À l’aéroport O’Hare de Chicago, l’attaquant vedette de l’Irak, Aymen Hussein, a été retenu près de sept heures pour interrogatoire et contrôle de son téléphone avant de pouvoir fouler le sol américain.
Le contrôle prolongé d’Aymen Hussein
Après que les Lions de Mésopotamie ont atterri le 6 juin, les agents de la CBP ont confondu le footballeur de 30 ans avec un autre ressortissant irakien, le soumettant à un interrogatoire qualifié de « comme un terroriste » par les médias irakiens relayés par l’AS.

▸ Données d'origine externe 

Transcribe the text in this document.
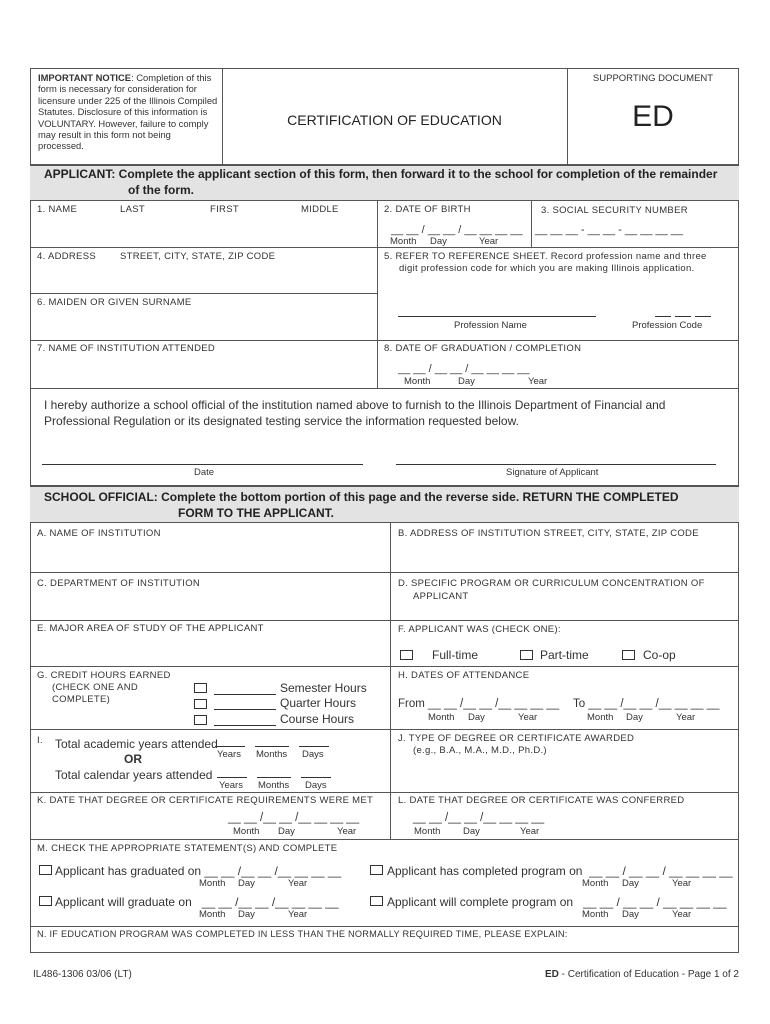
IMPORTANT NOTICE: Completion of this form is necessary for consideration for licensure under 225 of the Illinois Compiled Statutes. Disclosure of this information is VOLUNTARY. However, failure to comply may result in this form not being processed.
CERTIFICATION OF EDUCATION
SUPPORTING DOCUMENT
ED
APPLICANT: Complete the applicant section of this form, then forward it to the school for completion of the remainder
of the form.
1. NAME	LAST	FIRST	MIDDLE	2. DATE OF BIRTH
__ __ / __ __ / __ __ __ __
Month Day	Year
3. SOCIAL SECURITY NUMBER
__ __ __ - __ __ - __ __ __ __
4. ADDRESS	STREET, CITY, STATE, ZIP CODE	5. REFER TO REFERENCE SHEET. Record profession name and three
digit profession code for which you are making Illinois application.
Profession Name	Profession Code
6. MAIDEN OR GIVEN SURNAME
7. NAME OF INSTITUTION ATTENDED	8. DATE OF GRADUATION / COMPLETION
__ __ / __ __ / __ __ __ __
Month	Day	Year
I hereby authorize a school official of the institution named above to furnish to the Illinois Department of Financial and
Professional Regulation or its designated testing service the information requested below.
Date	Signature of Applicant
SCHOOL OFFICIAL: Complete the bottom portion of this page and the reverse side. RETURN THE COMPLETED
FORM TO THE APPLICANT.
A. NAME OF INSTITUTION	B. ADDRESS OF INSTITUTION STREET, CITY, STATE, ZIP CODE
C. DEPARTMENT OF INSTITUTION	D. SPECIFIC PROGRAM OR CURRICULUM CONCENTRATION OF
APPLICANT
E. MAJOR AREA OF STUDY OF THE APPLICANT	F. APPLICANT WAS (CHECK ONE):
Full-time	Part-time	Co-op
G. CREDIT HOURS EARNED
(CHECK ONE AND
COMPLETE)
Semester Hours
Quarter Hours
Course Hours
H. DATES OF ATTENDANCE
From __ __ /__ __ /__ __ __ __
Month Day	Year
To __ __ /__ __ /__ __ __ __
Month Day	Year
I. Total academic years attended
Years Months Days
OR
Total calendar years attended
Years Months Days
J. TYPE OF DEGREE OR CERTIFICATE AWARDED
(e.g., B.A., M.A., M.D., Ph.D.)
K. DATE THAT DEGREE OR CERTIFICATE REQUIREMENTS WERE MET
__ __ /__ __ /__ __ __ __
Month Day	Year
L. DATE THAT DEGREE OR CERTIFICATE WAS CONFERRED
__ __ /__ __ /__ __ __ __
Month Day	Year
M. CHECK THE APPROPRIATE STATEMENT(S) AND COMPLETE
Applicant has graduated on __ __ /__ __ /__ __ __ __
Month Day	Year
Applicant has completed program on  __ __ / __ __ / __ __ __ __
Month Day	Year
Applicant will graduate on   __ __ /__ __ /__ __ __ __
Month Day	Year
Applicant will complete program on   __ __ / __ __ / __ __ __ __
Month Day	Year
N. IF EDUCATION PROGRAM WAS COMPLETED IN LESS THAN THE NORMALLY REQUIRED TIME, PLEASE EXPLAIN:
IL486-1306 03/06 (LT)	ED - Certification of Education - Page 1 of 2
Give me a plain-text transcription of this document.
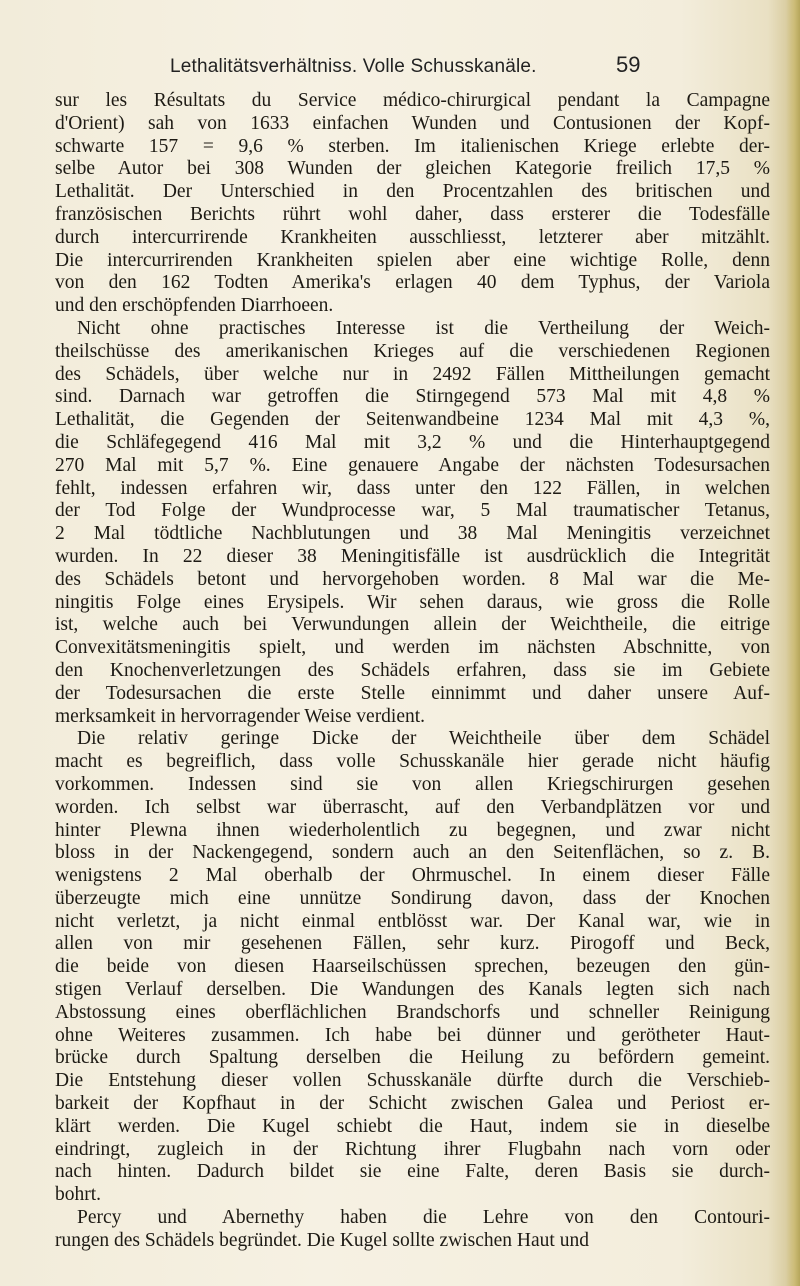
Lethalitätsverhältniss. Volle Schusskanäle.	59
sur les Résultats du Service médico-chirurgical pendant la Campagne
d'Orient) sah von 1633 einfachen Wunden und Contusionen der Kopf-
schwarte 157 = 9,6 % sterben. Im italienischen Kriege erlebte der-
selbe Autor bei 308 Wunden der gleichen Kategorie freilich 17,5 %
Lethalität. Der Unterschied in den Procentzahlen des britischen und
französischen Berichts rührt wohl daher, dass ersterer die Todesfälle
durch intercurrirende Krankheiten ausschliesst, letzterer aber mitzählt.
Die intercurrirenden Krankheiten spielen aber eine wichtige Rolle, denn
von den 162 Todten Amerika's erlagen 40 dem Typhus, der Variola
und den erschöpfenden Diarrhoeen.
Nicht ohne practisches Interesse ist die Vertheilung der Weich-
theilschüsse des amerikanischen Krieges auf die verschiedenen Regionen
des Schädels, über welche nur in 2492 Fällen Mittheilungen gemacht
sind. Darnach war getroffen die Stirngegend 573 Mal mit 4,8 %
Lethalität, die Gegenden der Seitenwandbeine 1234 Mal mit 4,3 %,
die Schläfegegend 416 Mal mit 3,2 % und die Hinterhauptgegend
270 Mal mit 5,7 %. Eine genauere Angabe der nächsten Todesursachen
fehlt, indessen erfahren wir, dass unter den 122 Fällen, in welchen
der Tod Folge der Wundprocesse war, 5 Mal traumatischer Tetanus,
2 Mal tödtliche Nachblutungen und 38 Mal Meningitis verzeichnet
wurden. In 22 dieser 38 Meningitisfälle ist ausdrücklich die Integrität
des Schädels betont und hervorgehoben worden. 8 Mal war die Me-
ningitis Folge eines Erysipels. Wir sehen daraus, wie gross die Rolle
ist, welche auch bei Verwundungen allein der Weichtheile, die eitrige
Convexitätsmeningitis spielt, und werden im nächsten Abschnitte, von
den Knochenverletzungen des Schädels erfahren, dass sie im Gebiete
der Todesursachen die erste Stelle einnimmt und daher unsere Auf-
merksamkeit in hervorragender Weise verdient.
Die relativ geringe Dicke der Weichtheile über dem Schädel
macht es begreiflich, dass volle Schusskanäle hier gerade nicht häufig
vorkommen. Indessen sind sie von allen Kriegschirurgen gesehen
worden. Ich selbst war überrascht, auf den Verbandplätzen vor und
hinter Plewna ihnen wiederholentlich zu begegnen, und zwar nicht
bloss in der Nackengegend, sondern auch an den Seitenflächen, so z. B.
wenigstens 2 Mal oberhalb der Ohrmuschel. In einem dieser Fälle
überzeugte mich eine unnütze Sondirung davon, dass der Knochen
nicht verletzt, ja nicht einmal entblösst war. Der Kanal war, wie in
allen von mir gesehenen Fällen, sehr kurz. Pirogoff und Beck,
die beide von diesen Haarseilschüssen sprechen, bezeugen den gün-
stigen Verlauf derselben. Die Wandungen des Kanals legten sich nach
Abstossung eines oberflächlichen Brandschorfs und schneller Reinigung
ohne Weiteres zusammen. Ich habe bei dünner und gerötheter Haut-
brücke durch Spaltung derselben die Heilung zu befördern gemeint.
Die Entstehung dieser vollen Schusskanäle dürfte durch die Verschieb-
barkeit der Kopfhaut in der Schicht zwischen Galea und Periost er-
klärt werden. Die Kugel schiebt die Haut, indem sie in dieselbe
eindringt, zugleich in der Richtung ihrer Flugbahn nach vorn oder
nach hinten. Dadurch bildet sie eine Falte, deren Basis sie durch-
bohrt.
Percy und Abernethy haben die Lehre von den Contouri-
rungen des Schädels begründet. Die Kugel sollte zwischen Haut und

Durant cet examen, le téléphone du joueur a été inspecté en détail ; seulement à l’issue de ces vérifications, une autorisation d’entrée a été délivrée.
Ni la Fédération irakienne de football, ni le joueur n’ont publié de réaction immédiate, tandis que les autorités américaines gardent le silence.
Le photographe de la délégation, Talal Salah, banni du territoire
Simultanément, Talal Salah, responsable de la prise de vue officielle, a vu son séjour bloqué pendant plus de dix heures, subissant les mêmes vérifications d’appareil avant de se voir refuser l’accès aux États‑Unis.
Cette exclusion, relayée de façon anonyme par un cadre de la fédération, souligne la sévérité des contrôles appliqués aux membres du staff irakien.
Politiques d’accueil américaines sous le feu des critiques
Le malaise provoqué par ces incidents s’inscrit dans un contexte plus large où la co‑organisation du mondial 2026 par le Canada, le Mexique et les États‑Unis suscite des accusations de fermeture des portes du football mondial.
L’exemple iranien rappelle la même problématique : après des frictions diplomatiques, la “Team Melli” a dû se loger au Mexique puis obtenir des visas de dernière minute pour disputer ses matchs à Los Angeles et Seattle.
Une quinzaine d’accompagnants iraniens, dont le président de la fédération Mehdi Taj, ont également essuyé des refus d’entrée, motivés par leurs liens avec les Gardiens de la Révolution.
Journalistes, supporters et visas : un tableau en mutation
L’Association internationale de la presse sportive (AIPS) a alerté la FIFA sur les refus de visas subis par plusieurs journalistes arabes et africains, malgré leurs accréditations officielles.
Parallèlement, les supporters haïtiens se voient barrer l’accès au territoire américain en raison des restrictions de l’ère Trump, tandis que des fans écossais ont vu leur ESTA annulée à la dernière minute.
Ces obstacles, apparus moins d’une semaine avant le coup d’envoi du tournoi, compliquent la mise en scène d’une Coupe du monde réellement « ouvert à tous ».
En définitive, la série d’incidents à Chicago traduit les tensions entre exigences sécuritaires américaines et aspirations universelles d’inclusion au plus grand spectacle footballistique du siècle.